Con la fortaleza de los pasos acompañados,
del canto de quienes compartimos
el sudor, el cansancio y las veredas
cada mañana hasta un amanecer que siempre se aleja.

En pie, alzándonos
desde la sabiduría de las calles
y el empeño de las esquinas que no se doblegan.
Insumisas, aspirando a escalones agujereados
que deshagan su ascenso y que tracen líneas al horizonte.

Reconocemos los riesgos, las astillas de las manos,
pero también la urgencia de los estómagos,
del llanto, de la hierba abrasada, de los abrazos par-
tidos. Y no aguantaremos más
golpes, más burlas, más expolio; no.
Hemos descubierto las fracturas,
la asfixia y por qué nunca salimos
indemnes de sus juegos de sillas.

Por eso nos ponemos en pie, porque
no queremos mendigar nuestra dignidad, porque
despertamos de sus palabras imantadas, porque
nos escuecen los dedos con la rabia
y queremos seguir hablando desde la caricia.

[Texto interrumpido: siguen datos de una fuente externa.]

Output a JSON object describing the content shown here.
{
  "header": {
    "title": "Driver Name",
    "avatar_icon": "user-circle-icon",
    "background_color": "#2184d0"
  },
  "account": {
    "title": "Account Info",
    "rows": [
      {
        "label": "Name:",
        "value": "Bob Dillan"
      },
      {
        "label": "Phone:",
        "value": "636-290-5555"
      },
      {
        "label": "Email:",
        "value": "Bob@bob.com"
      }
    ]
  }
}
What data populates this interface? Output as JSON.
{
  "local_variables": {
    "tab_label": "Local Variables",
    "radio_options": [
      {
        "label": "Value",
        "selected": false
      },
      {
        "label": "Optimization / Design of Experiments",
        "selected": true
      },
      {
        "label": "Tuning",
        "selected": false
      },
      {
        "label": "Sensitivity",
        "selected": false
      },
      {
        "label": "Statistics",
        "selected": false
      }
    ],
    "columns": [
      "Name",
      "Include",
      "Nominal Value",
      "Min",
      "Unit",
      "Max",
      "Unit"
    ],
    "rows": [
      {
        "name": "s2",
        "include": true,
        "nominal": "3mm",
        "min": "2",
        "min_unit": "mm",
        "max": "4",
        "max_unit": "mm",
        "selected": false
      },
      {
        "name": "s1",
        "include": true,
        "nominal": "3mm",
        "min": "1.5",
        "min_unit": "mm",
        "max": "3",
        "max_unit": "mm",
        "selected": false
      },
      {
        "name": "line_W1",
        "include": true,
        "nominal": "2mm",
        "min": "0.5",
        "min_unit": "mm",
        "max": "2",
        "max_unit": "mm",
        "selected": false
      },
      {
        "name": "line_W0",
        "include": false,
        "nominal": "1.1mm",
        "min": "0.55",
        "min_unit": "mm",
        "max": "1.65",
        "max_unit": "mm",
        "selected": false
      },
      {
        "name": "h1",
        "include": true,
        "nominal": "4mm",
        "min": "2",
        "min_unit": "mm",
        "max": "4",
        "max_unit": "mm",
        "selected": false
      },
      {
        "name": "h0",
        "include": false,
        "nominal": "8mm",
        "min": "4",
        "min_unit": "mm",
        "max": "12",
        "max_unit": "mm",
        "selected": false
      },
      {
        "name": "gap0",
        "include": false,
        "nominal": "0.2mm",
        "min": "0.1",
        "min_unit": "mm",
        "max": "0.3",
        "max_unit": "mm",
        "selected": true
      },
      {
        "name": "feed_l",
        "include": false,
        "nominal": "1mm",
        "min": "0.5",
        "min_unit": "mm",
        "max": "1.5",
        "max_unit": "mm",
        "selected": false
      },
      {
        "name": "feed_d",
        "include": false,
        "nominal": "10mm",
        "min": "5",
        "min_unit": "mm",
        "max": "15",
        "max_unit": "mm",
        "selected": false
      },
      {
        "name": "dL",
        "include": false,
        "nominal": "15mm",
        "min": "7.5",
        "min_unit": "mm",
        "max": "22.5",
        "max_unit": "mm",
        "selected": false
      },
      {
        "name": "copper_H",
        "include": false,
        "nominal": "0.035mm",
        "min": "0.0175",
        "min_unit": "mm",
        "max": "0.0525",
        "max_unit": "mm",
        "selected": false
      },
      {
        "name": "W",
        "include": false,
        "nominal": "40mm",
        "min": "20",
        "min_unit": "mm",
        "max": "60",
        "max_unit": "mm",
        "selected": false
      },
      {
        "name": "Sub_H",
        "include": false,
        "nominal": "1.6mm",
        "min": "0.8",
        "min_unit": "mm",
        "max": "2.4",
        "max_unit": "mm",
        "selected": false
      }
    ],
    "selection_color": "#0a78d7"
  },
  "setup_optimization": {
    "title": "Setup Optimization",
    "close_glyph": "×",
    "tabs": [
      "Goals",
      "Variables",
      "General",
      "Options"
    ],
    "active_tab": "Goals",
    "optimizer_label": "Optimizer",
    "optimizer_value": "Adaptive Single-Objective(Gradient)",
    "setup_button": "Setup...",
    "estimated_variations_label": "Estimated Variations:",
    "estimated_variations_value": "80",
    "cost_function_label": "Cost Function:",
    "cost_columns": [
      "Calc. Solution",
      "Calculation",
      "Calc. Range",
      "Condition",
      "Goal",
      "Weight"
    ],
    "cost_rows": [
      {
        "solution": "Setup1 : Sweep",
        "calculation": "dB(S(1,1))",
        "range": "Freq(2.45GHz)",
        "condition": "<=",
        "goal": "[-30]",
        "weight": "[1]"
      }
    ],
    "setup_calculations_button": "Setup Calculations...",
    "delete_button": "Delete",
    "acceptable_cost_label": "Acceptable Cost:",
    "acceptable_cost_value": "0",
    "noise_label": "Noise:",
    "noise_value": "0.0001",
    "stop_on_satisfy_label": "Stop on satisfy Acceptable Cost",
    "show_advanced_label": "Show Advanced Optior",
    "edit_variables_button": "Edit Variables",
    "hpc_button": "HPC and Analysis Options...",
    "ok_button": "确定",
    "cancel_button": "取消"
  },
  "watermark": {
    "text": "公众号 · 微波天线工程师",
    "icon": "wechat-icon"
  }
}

En pie los caídos cientos de veces,
las golpeadas, las silenciadas,
los marcados por sus nóminas, sus cerrojos y sus párpados,
las sin altura, las que portamos
nudos de luchas y esperanzas en las vértebras
para no ser doblegadas.
En pie, en pie
desobedecemos,
                    resistimos
                                  construimos.